Konkrete Fälle, die die wirtschaftlichen Kosten des Zwangsdienstes für die Betroffenen illustrieren wurden in diesem Blog wiederholt hervorgehoben. Die Wormser Zeitung berichtet jetzt über einen weiteren Fall in dem ein Zivildienstleistender mit der regressiven Naturalsteuerlast des Zwangsdienstes überfordert war:

Vor seinem Zivildienst arbeitete der junge Mann bei einer Wormser Speditionsfirma. Dort habe er eigentlich recht gut verdient. Seine Wohnung habe er neu eingerichtet und zuvor noch einen Kredit für ein Auto aufgenommen. Dann kam der Einberufungsbescheid und damit der „Einsatz“ an der Zivildienststelle. Das finanzielle Fiasko begann. Seinen Kredit habe er nicht mehr weiterzahlen können; ebenso drückten aufgelaufene Mietschulden. Seine Wohnung wurde vom Vermieter fristlos gekündigt und per Gerichtsbeschluss geräumt.“ (Quelle)

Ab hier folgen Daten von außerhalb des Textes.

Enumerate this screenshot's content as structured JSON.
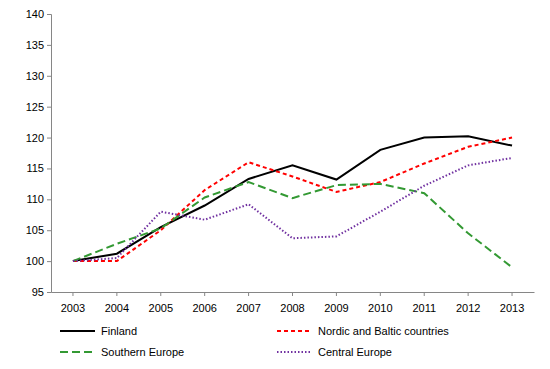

Interessant ist hier nicht zuletzt, das es vor allem die einfältigeren Zwangsdienstleistenden sind, die von der Strafbewehrten Durchsetzung der Leibeigenschaft am härtesten getroffen werden. Wie zuvor in diesem Fall wurde auch hier darauf hingewiesen, das bei vorsichtigerer Planung eine geschickt platzierte Krankschreibung den gewünschten Effekt ohne juristische Konsequenzen erzielt hätte.

Auch sollte nicht übersehen werden wie ein einfacher Mensch vom Markt immerhin soweit versorgt wurde, das er sich eine Wohnung und Auto leisten konnte, bevor ihn der Eingriff des Sozialstaates zurück in die Armut stieß.